JAG describes Mohammed Jawad’s Gitmo saga

BY REBECCA AGULE

Major David J.R. Frakt ’94

 

On February 23, Major David J. R. Frakt, ’94, a Judge Advocate General, discussed his experience defending Mohammed Jawad, a young man detained at the Guantanamo Bay Detention Camp.

 

 

Following ten years on active duty in the United States Air Force JAG Corps, Frakt remained in the reserves while taking a position as an Associate Professor of Law at Western State University College of Law, where he also is Director of the Criminal Law Practice Center. Frakt had settled into his life in academia when, in 2008, he volunteered to represent Jawad, a 17-year old Afghan imprisoned at Gitmo.

 

 

Jawad was detained in 2002 and accused of throwing a grenade at American soldiers and their interpreter. Frakt began the defense with a flood of motions, countering the war crimes charges themselves and attempting to suppress statements Jawad made while in custody at the detention center at Bagram Air Base. Frakt’s motion to dismiss the war crimes charge stipulated that the grenade was used as a lawful weapon against lawful targets. The court, while agreeing it had the authority to dismiss, declined to do so, citing the existence of other remedies. Frakt did succeed in his motion to suppress, demonstrating that the inculpatory statements had been obtained through the use of torture.

 

 

These fluctuations between progress and disappointment wore down both client and attorney, as Frakt said, “It is like butting your head against a wall.” “The case has taken a toll,” he continued. “Just given the frustration and the hopelessness of the whole situation.” Frakt discussed of Jawad’s life in detention, recalling the young man’s suicide attempt as well as his subjection to the infamous “Frequent Flyer” sleep deprivation program, which shifts prisoners to new cells every few hours, preventing them for resting.

 

 

Even though Frakt believes the case will be dismissed, Jawad must again wait. President Barack Obama ’91 suspended military commissions in order to conduct an executive review of the process. Shelving the commissions put Jawad’s case on hold, and now Frakt cannot bear seeing Jawad until the release is imminent. Frakt told the audience he could not blame Jawad for saying, “Don’t come back to see me until you have good news. I’m just tired of hearing, ‘Oh, we’re making progress.'”

 

 

Despite the continual frustrations, Frakt remained committed. Looking over his career, he said, “It’s been very rewarding to have a chance to defend the Constitution. That’s what I took an oath to do, when I joined the military, but I never actually did it until now.”

 

 

Katy Glenn ’09, President of HLS Advocates for Human Rights, echoed Frakt’s sentiments. “The right to a fair trial is one of the most fundamental principles of both U.S. and international law, and its practical importance was demonstrated by Major Frakt,” she said. “With the help of a capable lawyer, Jawad was able to challenge the evidence against him and show that the case against him was far flimsier than the government contended.”

 

 

The military also assigned Frakt to represent Ali Hamza Suleiman Al-Bahlul, the Yemenite described as al Qaeda’s “PR Director” who is accused of creating films which glorified the September 11 attacks.

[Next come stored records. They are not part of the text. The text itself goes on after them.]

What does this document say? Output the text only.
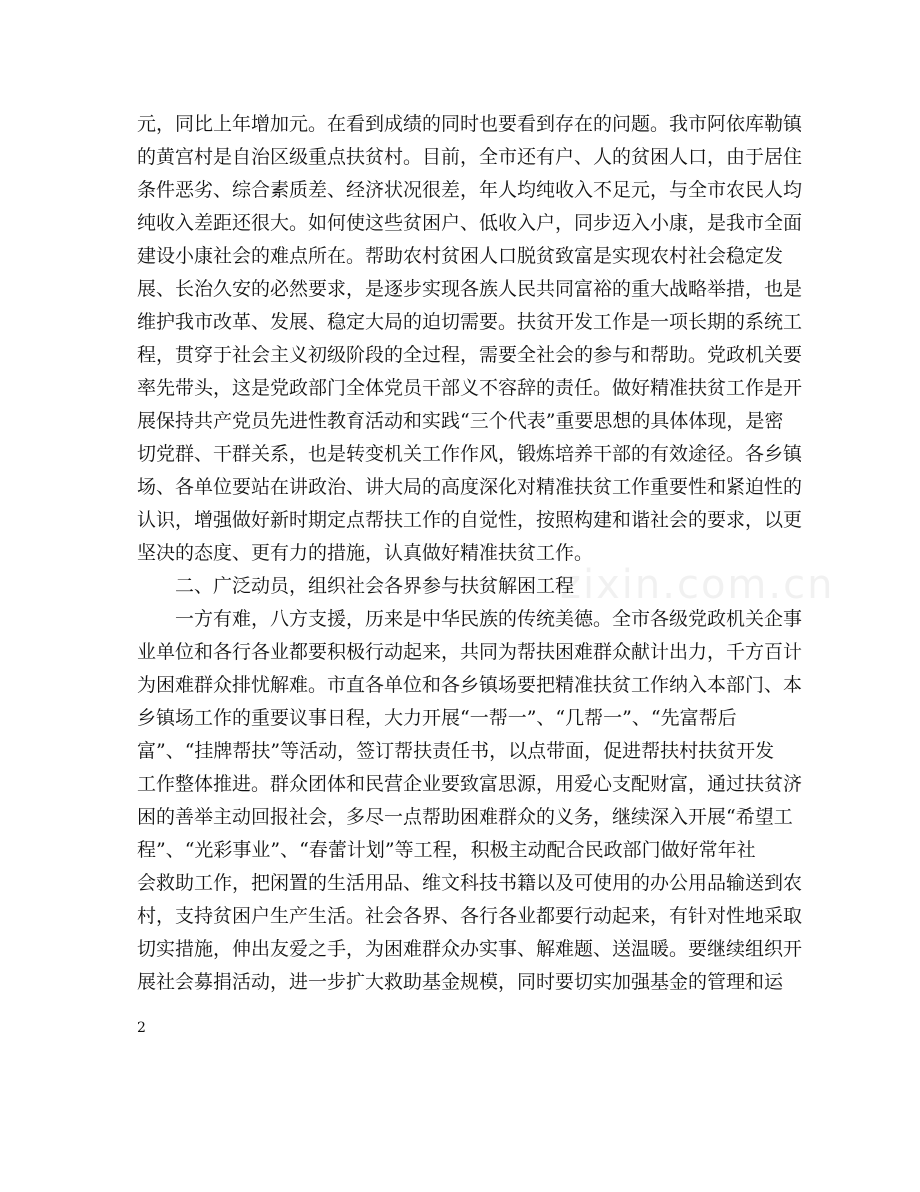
zixin.com.cn
元，同比上年增加元。在看到成绩的同时也要看到存在的问题。我市阿依库勒镇
的黄宫村是自治区级重点扶贫村。目前，全市还有户、人的贫困人口，由于居住
条件恶劣、综合素质差、经济状况很差，年人均纯收入不足元，与全市农民人均
纯收入差距还很大。如何使这些贫困户、低收入户，同步迈入小康，是我市全面
建设小康社会的难点所在。帮助农村贫困人口脱贫致富是实现农村社会稳定发
展、长治久安的必然要求，是逐步实现各族人民共同富裕的重大战略举措，也是
维护我市改革、发展、稳定大局的迫切需要。扶贫开发工作是一项长期的系统工
程，贯穿于社会主义初级阶段的全过程，需要全社会的参与和帮助。党政机关要
率先带头，这是党政部门全体党员干部义不容辞的责任。做好精准扶贫工作是开
展保持共产党员先进性教育活动和实践“三个代表”重要思想的具体体现，是密
切党群、干群关系，也是转变机关工作作风，锻炼培养干部的有效途径。各乡镇
场、各单位要站在讲政治、讲大局的高度深化对精准扶贫工作重要性和紧迫性的
认识，增强做好新时期定点帮扶工作的自觉性，按照构建和谐社会的要求，以更
坚决的态度、更有力的措施，认真做好精准扶贫工作。
二、广泛动员，组织社会各界参与扶贫解困工程
一方有难，八方支援，历来是中华民族的传统美德。全市各级党政机关企事
业单位和各行各业都要积极行动起来，共同为帮扶困难群众献计出力，千方百计
为困难群众排忧解难。市直各单位和各乡镇场要把精准扶贫工作纳入本部门、本
乡镇场工作的重要议事日程，大力开展“一帮一”、“几帮一”、“先富帮后
富”、“挂牌帮扶”等活动，签订帮扶责任书，以点带面，促进帮扶村扶贫开发
工作整体推进。群众团体和民营企业要致富思源，用爱心支配财富，通过扶贫济
困的善举主动回报社会，多尽一点帮助困难群众的义务，继续深入开展“希望工
程”、“光彩事业”、“春蕾计划”等工程，积极主动配合民政部门做好常年社
会救助工作，把闲置的生活用品、维文科技书籍以及可使用的办公用品输送到农
村，支持贫困户生产生活。社会各界、各行各业都要行动起来，有针对性地采取
切实措施，伸出友爱之手，为困难群众办实事、解难题、送温暖。要继续组织开
展社会募捐活动，进一步扩大救助基金规模，同时要切实加强基金的管理和运
2
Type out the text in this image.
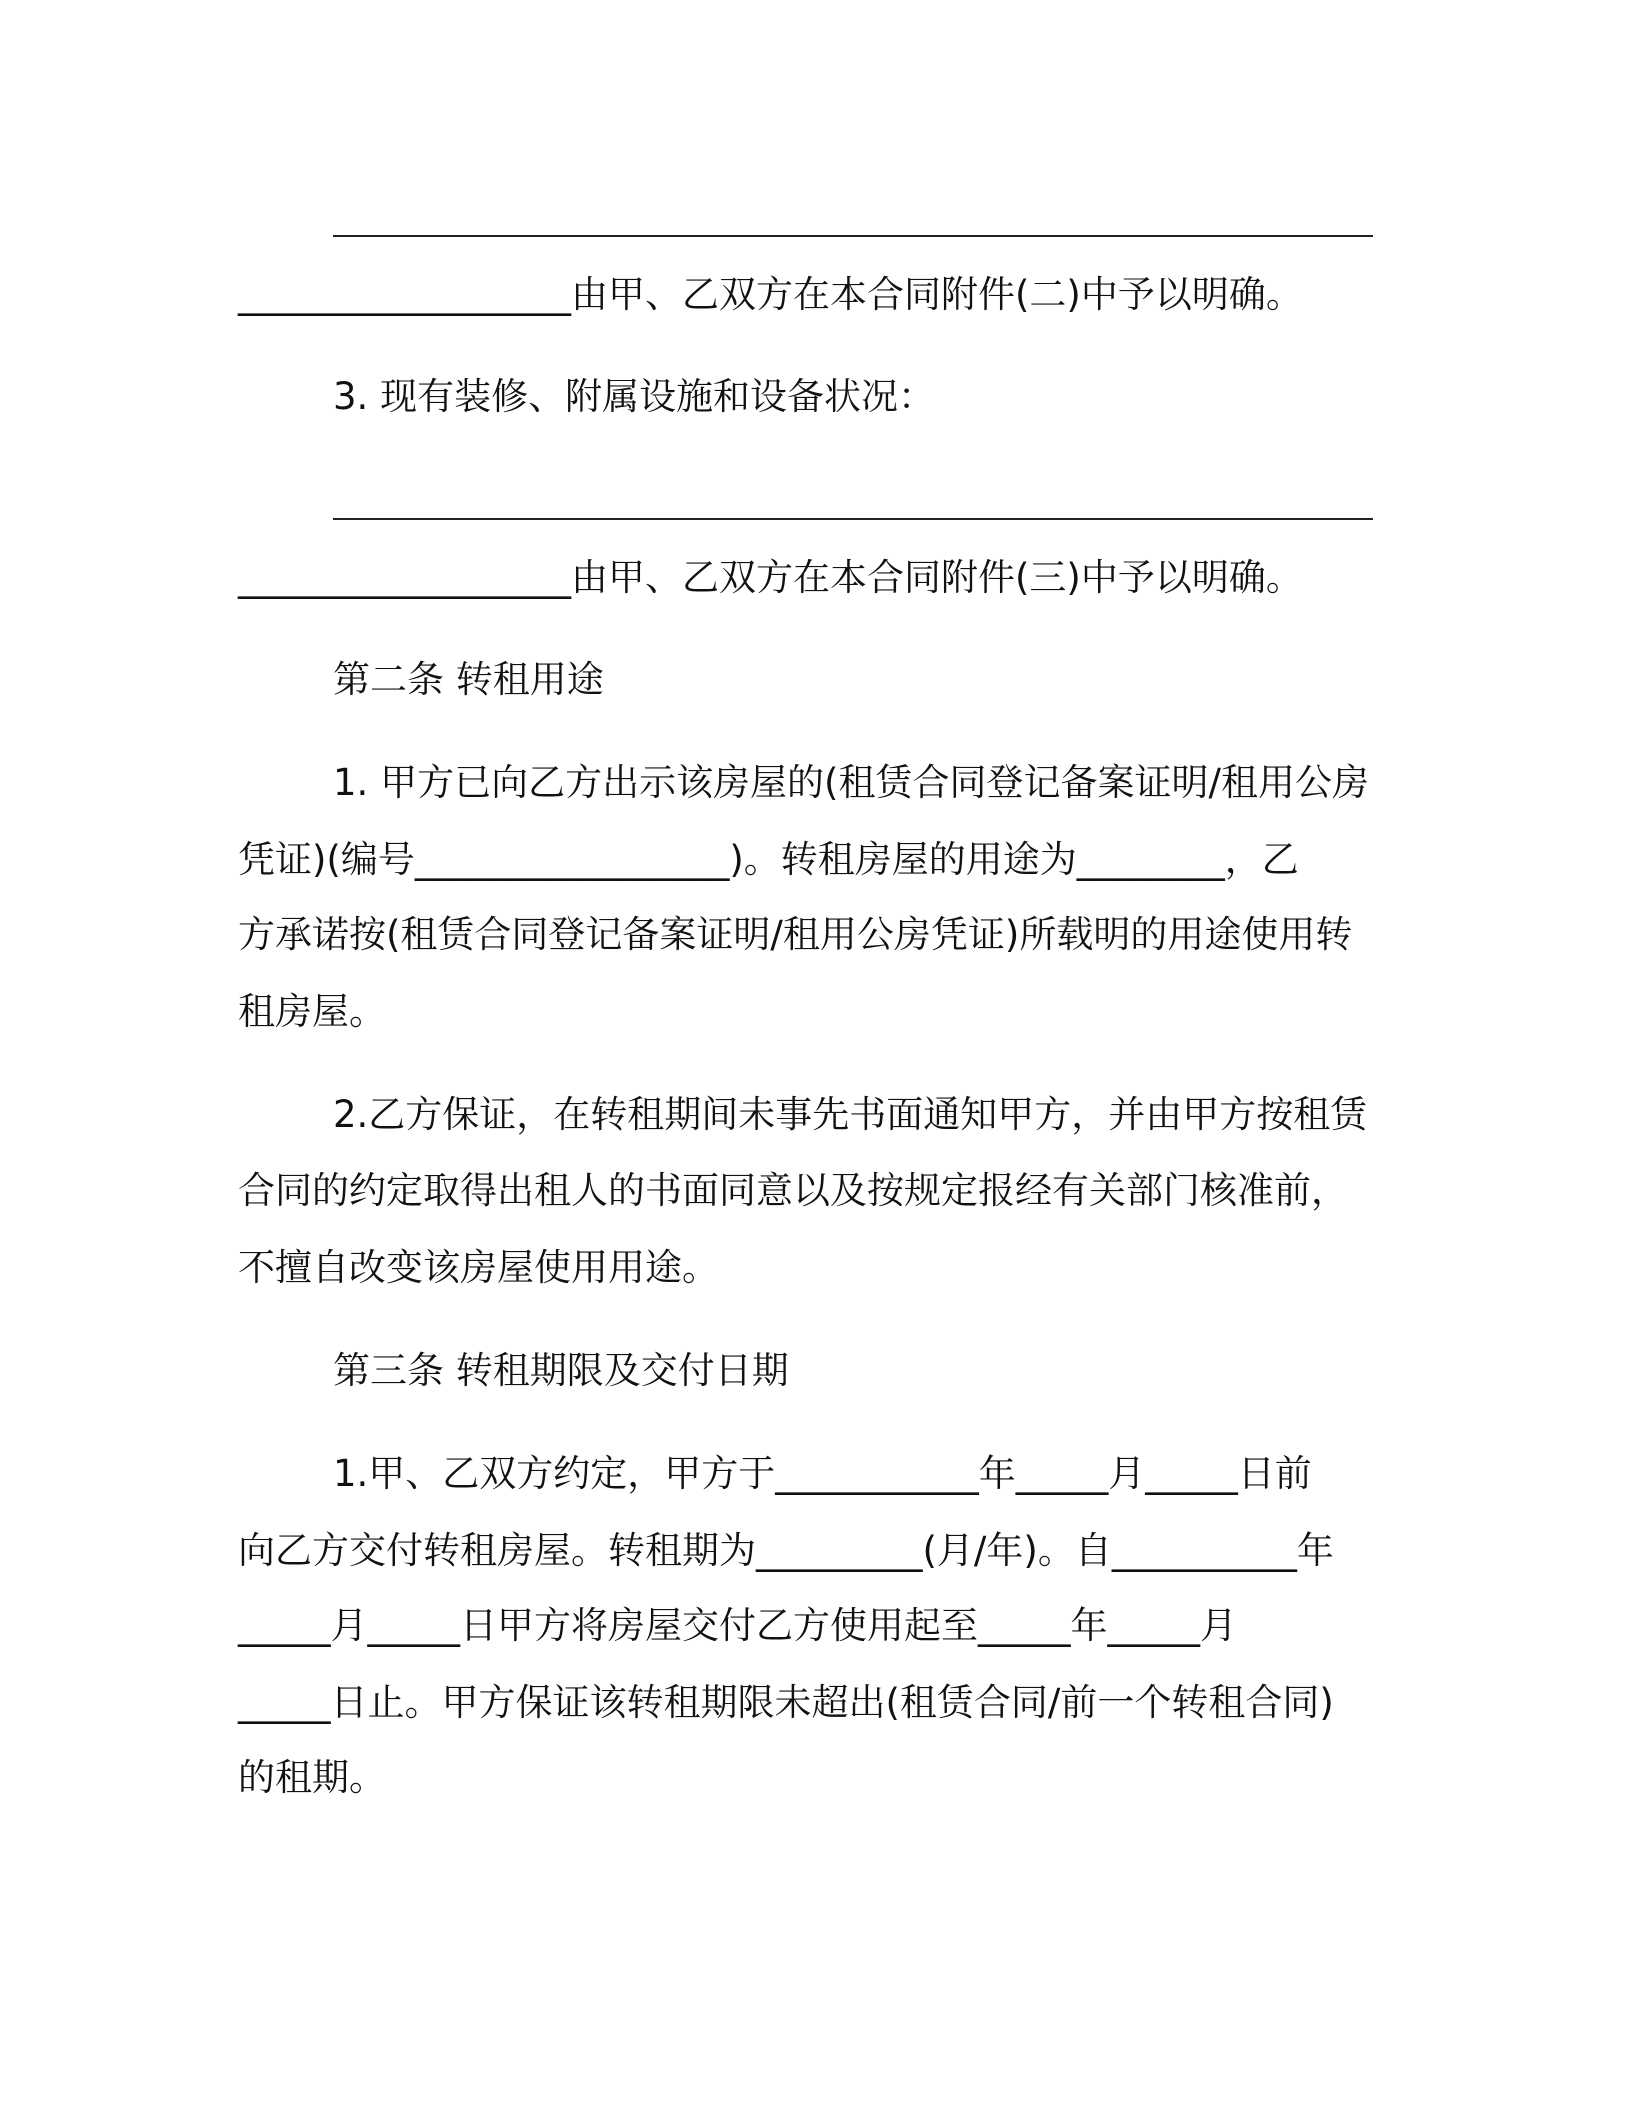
__________________由甲、乙双方在本合同附件(二)中予以明确。
3. 现有装修、附属设施和设备状况：
__________________由甲、乙双方在本合同附件(三)中予以明确。
第二条 转租用途
1. 甲方已向乙方出示该房屋的(租赁合同登记备案证明/租用公房
凭证)(编号_________________)。转租房屋的用途为________，乙
方承诺按(租赁合同登记备案证明/租用公房凭证)所载明的用途使用转
租房屋。
2.乙方保证，在转租期间未事先书面通知甲方，并由甲方按租赁
合同的约定取得出租人的书面同意以及按规定报经有关部门核准前，
不擅自改变该房屋使用用途。
第三条 转租期限及交付日期
1.甲、乙双方约定，甲方于___________年_____月_____日前
向乙方交付转租房屋。转租期为_________(月/年)。自__________年
_____月_____日甲方将房屋交付乙方使用起至_____年_____月
_____日止。甲方保证该转租期限未超出(租赁合同/前一个转租合同)
的租期。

However, al-Bahlul, who first requested a lawyer from Yemen and then sought to represent himself, refused to authorize Frakt as his counsel, so both men sat silently during al-Bahlul’s trial.

 

 

Visiting Professor Lori Damrosch, the Henry L. Moses Professor of International Law and Organization at Columbia Law School, made short remarks before Frakt opened the floor to audience questions. An upcoming issue of the Harvard Human Rights Journal will publish Frakt’s article, “Closing Argument at Guantanamo: The Torture of Mohammed Jawad,” which he distributed to the audience. ACS, the National Security and Law Association, and the Harvard Human Rights Journal collaborated in sponsoring the event.